華胥 ★★★★☆

 これ、ジャンル的にはミステリですよね。十二国記でミステリっておもしろいなと思いながら読んでいました。

 才の国は今までちらっと出ているだけで国の内情はあまりわかっていなかったのですが、このような苦難の歴史があったのですね。

 

 責めることは誰でもできるけど、実際に自分がやるとなると難しいというのは本当その通りで、なかなかに考えさせられる内容でした。最後は残された登場人物がみんな心に痛みを抱えつつも、まだ希望はあり再生はできるという終わり方で余韻が残りますね。

 

帰山 ★★★★★

 柳の国で久しぶりの再会を果たした二人の男、風漢と利広。彼らは柳の国の雲行きの怪しさを語り合うが・・・という話。

 

 長く国々の行方を見てきた国政にかかわる二人が国の終わりを語るというシチュエーションがおもしろいです。なかなか怖い話でもありますが。

 

 実はこれまで登場した十二国のうち現状国をまあまあ維持できている中で、私が一番終わりを想像できそうなのが雁なんですよね。本当にこの話で語られているような終わり方しそう。

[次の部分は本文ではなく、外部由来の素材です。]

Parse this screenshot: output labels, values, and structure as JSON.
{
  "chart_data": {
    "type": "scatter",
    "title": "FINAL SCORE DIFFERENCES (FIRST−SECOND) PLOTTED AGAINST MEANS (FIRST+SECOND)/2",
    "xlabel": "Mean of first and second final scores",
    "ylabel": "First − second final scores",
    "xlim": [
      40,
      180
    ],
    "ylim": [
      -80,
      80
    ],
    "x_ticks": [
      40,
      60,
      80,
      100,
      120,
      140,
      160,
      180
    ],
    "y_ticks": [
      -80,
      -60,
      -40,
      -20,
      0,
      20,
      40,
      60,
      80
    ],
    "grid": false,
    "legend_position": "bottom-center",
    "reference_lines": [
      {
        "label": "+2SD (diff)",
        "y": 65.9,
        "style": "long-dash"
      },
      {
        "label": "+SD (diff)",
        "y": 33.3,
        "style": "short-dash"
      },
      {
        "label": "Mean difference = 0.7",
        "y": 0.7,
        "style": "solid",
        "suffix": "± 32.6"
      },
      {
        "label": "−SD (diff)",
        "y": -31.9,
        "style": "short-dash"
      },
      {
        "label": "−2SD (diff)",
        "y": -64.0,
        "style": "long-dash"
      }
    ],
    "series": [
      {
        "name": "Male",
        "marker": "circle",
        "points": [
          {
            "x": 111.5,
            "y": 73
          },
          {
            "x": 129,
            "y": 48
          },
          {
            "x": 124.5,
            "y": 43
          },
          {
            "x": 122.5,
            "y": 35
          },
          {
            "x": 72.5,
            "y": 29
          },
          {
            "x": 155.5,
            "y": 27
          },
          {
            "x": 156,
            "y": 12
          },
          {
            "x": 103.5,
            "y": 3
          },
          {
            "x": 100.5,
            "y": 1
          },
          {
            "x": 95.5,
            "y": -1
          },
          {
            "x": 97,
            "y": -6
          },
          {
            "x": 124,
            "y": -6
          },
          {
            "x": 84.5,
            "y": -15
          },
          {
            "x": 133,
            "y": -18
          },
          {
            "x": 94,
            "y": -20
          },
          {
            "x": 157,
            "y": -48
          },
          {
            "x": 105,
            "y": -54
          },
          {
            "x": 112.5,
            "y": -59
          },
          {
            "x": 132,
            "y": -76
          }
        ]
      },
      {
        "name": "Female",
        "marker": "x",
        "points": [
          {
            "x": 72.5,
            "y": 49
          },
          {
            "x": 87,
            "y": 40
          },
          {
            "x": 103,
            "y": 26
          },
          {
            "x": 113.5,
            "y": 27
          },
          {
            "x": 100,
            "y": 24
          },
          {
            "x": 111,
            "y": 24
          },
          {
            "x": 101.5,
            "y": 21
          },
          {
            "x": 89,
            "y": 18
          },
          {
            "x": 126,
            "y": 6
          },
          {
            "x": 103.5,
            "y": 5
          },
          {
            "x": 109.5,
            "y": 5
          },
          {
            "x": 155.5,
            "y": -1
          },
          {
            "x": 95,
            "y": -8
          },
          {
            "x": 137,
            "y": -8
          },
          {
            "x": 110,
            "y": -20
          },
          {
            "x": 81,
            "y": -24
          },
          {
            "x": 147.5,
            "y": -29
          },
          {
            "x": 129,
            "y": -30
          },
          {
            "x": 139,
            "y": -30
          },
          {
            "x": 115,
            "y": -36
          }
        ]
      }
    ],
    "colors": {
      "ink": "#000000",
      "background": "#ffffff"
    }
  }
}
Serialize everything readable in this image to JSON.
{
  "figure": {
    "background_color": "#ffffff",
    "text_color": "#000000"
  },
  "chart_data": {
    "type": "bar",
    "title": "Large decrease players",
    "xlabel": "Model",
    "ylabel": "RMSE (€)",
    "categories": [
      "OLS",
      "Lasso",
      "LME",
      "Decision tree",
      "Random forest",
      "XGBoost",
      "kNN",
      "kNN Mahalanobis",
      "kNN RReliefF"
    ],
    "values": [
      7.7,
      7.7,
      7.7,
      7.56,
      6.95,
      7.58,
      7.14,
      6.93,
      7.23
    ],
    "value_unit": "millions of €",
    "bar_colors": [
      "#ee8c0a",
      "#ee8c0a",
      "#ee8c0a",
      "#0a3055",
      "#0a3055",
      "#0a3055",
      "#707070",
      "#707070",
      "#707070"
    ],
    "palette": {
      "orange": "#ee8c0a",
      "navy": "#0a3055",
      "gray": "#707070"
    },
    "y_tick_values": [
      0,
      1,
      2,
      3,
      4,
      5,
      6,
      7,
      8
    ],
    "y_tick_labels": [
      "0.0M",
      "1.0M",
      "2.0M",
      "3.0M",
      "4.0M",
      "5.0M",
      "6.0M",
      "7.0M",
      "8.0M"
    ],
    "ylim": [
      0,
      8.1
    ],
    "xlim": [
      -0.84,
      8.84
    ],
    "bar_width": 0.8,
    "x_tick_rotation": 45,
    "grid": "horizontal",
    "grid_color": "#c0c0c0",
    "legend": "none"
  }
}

 雁は延王も延麒もめちゃくちゃ有能だしりっぱな人物だけど、延王が突然王でいることに飽きて国を壊滅させて延麒を失道させて自分も死ぬっていう、そういう未来がなんか見える危うさもあるんですよね。ゼロから興した国をまたゼロに戻すみたいな。

 一応この物語の中ではそういう未来も見越してやんわり否定もされていたけど、ちょっと怖いなーって。

 

 奏はどうかなー。この話で語られていた終わり方もしそうといえばしそうだけど、案外別の終わり方もしそう。

 しかし、自分たちにはもう前例がないというのは想像以上に怖いことだろうな。今がほぼ順調だから余計に。

 雁も奏も好きな国なので、終わりは必ず来るとはいえ、登場人物が笑っているのをずっと見ていたいです。

 

 十二国の中で今一番ミステリアスなのは柳かなぁ。一体どうなっているのだろう。

 いつか柳を舞台にした新作を読んでみたいです。

 

総評 ★★★★★

 十二国シリーズの現在二冊出ている短編集のうちの一冊です。

 どの話も短いのでさくっと読めるし、おもしろいのでおすすめ。

 

 長編ではあまり語られていなかった国の様子もうかがい知ることができるので、ファンの方ならぜひ。